No new city money would go into the bigger project, he said. Instead, sponsors will finance it by contributing cash and in-kind donations. The oval corporation board has given the project preliminary approval, but city council will have the final vote due to the project’s size, said Townsend.
Besides being an attraction for tourists and local residents, it would serve as an educational resource and pay tribute to Richmond’s sports history. Early plans call for displays, activities, theatre and museum elements scattered throughout the building and oval plaza.
Memorabilia from the IOC and Richmond’s participation in the 2010 Games would comprise the collection.
Calgary currently claims to hold the largest collection of Olympic memorabilia in Canada at the Olympic Hall of Fame and Museum inside Canada Olympic Park, but the small facility isn’t an official IOC member museum.
The largest Games collection in the world is held by the IOC at its Olympic Museum in Lausanne, an attraction that draws as many as 210,000 visitors each year. Its permanent exhibition tells the story of the late Baron de Coubertin who founded the modern Games, and is filled with Olympic torches and athletic equipment worn by medallists.
That museum is preparing for a major renovation, which will close its doors for 20 months beginning early next year, opening up the possibility for Richmond to borrow Olympic artifacts.
Richmond City Hall’s last attempt at building a museum came in 2009, when staff made a push for a $45-million destination museum to be modelled after Victoria’s Royal B.C. Museum. A permanent display dedicated to the 2010 Winter Games was envisioned as part of the facility. It came with a promise of funding from senior governments, but the idea fizzled with city council.

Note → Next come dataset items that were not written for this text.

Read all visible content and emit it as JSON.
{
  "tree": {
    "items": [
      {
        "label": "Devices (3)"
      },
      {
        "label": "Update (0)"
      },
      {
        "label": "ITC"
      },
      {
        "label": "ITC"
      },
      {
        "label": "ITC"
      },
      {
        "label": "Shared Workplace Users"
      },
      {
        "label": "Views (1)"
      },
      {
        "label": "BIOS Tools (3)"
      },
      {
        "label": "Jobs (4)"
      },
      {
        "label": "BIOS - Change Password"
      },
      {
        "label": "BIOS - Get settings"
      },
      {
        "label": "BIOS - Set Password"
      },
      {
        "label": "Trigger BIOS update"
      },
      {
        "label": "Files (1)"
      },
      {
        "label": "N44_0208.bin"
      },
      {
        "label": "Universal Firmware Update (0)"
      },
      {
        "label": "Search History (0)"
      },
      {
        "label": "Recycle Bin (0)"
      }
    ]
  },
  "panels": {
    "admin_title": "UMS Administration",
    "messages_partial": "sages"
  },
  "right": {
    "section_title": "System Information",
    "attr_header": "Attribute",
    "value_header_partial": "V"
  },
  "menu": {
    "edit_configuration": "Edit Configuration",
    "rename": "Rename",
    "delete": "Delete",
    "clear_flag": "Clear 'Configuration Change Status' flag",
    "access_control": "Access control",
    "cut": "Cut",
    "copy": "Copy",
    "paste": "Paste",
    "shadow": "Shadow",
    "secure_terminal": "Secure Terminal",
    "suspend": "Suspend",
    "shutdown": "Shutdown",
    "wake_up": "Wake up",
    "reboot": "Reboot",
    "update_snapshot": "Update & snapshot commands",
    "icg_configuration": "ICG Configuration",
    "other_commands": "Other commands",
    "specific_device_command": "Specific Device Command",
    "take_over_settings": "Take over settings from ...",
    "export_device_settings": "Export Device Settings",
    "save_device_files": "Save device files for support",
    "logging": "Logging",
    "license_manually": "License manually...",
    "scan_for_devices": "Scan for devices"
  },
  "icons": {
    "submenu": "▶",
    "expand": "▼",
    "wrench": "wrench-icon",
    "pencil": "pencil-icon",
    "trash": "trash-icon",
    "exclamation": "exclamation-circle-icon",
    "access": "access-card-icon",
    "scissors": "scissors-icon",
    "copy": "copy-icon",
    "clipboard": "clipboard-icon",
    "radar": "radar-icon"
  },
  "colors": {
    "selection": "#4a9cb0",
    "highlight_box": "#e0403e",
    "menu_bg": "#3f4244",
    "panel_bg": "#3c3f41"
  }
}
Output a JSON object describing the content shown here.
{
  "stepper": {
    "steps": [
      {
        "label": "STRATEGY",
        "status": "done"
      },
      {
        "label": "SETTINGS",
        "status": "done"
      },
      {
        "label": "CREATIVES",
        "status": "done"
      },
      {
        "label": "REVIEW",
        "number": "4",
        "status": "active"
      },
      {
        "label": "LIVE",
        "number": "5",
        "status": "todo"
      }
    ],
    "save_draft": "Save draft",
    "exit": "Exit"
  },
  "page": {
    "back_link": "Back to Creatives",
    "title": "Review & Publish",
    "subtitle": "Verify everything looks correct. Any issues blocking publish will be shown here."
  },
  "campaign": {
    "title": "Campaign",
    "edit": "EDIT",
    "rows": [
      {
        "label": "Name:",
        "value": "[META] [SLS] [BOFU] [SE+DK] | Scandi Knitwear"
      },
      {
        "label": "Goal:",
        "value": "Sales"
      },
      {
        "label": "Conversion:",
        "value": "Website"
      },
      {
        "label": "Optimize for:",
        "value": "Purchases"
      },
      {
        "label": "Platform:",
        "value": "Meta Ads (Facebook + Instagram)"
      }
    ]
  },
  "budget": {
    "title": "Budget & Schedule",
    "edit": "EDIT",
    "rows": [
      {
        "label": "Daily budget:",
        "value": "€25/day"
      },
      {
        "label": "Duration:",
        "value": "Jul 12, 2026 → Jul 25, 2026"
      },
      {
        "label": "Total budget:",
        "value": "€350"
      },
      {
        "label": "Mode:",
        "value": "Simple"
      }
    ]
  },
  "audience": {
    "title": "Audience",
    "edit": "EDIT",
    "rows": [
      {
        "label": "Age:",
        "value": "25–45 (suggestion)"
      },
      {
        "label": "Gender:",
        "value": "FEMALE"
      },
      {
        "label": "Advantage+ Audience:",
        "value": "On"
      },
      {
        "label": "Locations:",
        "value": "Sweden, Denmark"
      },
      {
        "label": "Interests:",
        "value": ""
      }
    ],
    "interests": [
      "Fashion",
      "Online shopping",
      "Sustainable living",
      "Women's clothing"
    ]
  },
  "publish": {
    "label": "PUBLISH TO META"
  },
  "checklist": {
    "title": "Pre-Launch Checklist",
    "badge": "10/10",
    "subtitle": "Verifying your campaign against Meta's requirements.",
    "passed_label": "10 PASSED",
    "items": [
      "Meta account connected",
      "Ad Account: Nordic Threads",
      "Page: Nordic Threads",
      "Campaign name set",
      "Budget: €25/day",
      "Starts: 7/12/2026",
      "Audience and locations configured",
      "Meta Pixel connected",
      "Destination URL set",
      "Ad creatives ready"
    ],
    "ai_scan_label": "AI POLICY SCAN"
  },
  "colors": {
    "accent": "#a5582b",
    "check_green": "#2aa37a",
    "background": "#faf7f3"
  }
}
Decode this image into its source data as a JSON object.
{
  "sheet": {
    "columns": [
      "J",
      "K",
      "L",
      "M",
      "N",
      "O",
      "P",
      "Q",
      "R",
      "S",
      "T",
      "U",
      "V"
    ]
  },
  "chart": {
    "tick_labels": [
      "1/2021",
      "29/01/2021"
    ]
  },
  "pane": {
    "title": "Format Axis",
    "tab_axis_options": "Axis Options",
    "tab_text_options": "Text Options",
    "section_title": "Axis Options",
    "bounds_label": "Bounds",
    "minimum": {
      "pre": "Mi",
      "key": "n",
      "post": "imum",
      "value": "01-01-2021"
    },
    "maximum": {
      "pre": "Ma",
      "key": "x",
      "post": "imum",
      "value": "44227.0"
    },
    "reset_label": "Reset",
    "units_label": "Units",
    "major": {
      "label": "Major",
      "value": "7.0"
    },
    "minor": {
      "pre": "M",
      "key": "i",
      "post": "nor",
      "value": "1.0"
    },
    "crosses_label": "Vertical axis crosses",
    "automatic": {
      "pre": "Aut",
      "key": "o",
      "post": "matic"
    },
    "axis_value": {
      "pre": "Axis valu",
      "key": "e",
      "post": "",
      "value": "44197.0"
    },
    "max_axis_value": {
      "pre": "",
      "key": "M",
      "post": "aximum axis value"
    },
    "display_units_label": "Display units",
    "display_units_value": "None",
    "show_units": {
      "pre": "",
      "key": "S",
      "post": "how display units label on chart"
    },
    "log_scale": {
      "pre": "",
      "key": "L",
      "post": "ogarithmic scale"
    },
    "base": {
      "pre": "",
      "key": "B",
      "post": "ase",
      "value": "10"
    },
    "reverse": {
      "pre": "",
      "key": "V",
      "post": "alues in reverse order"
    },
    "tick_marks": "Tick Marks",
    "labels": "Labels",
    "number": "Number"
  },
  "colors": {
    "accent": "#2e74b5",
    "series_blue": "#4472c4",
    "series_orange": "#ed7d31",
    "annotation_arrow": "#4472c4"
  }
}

Staff invested months on the concept, spent thousands on research trips and $110,000 more on consulting fees before civic politicians had a change of heart, citing a challenging economy, other civic priorities and competition from other museums for tourism dollars.
Costs for the latest proposal have yet to be tallied, and a contract has yet to be awarded to a design firm. But a city spokesperson said the Olympic museum isn’t related to the 2009 concept to replace the Richmond Museum, which remains on the priority list of capital projects at city hall.
Townsend also emphasized Richmond’s drive for an Olympic museum won’t impact that list because the project—proposed for space within the Richmond Olympic Oval’s walls—doesn’t require more city cash.
He also noted Richmond’s “extremely good reputation within the Olympic family,” an image enhanced during the Games and recognized by IOC president Jacques Rogge in opening and closing speeches for the 2010 Winter Games.
Said Townsend: “The Olympics has come to see Richmond as a model for venue cities. Based on that reputation and being a good partner during the Games, that’s providing us with these opportunities.”
Other attempts have been made in recent years to create tourist-dependent museums in Metro Vancouver. In 2004, Danny Guillaume opened Storyeum, a $22.5-million attraction built on city-owned property in Gastown. It closed two years later after attracting just 200,000 visitors each year, failing to realize its goal of one million annual visits.
More recently, the City of North Vancouver attempted to build what it called the National Maritime Centre, but officials scrapped the plan last year after it couldn’t secure enough provincial government financing.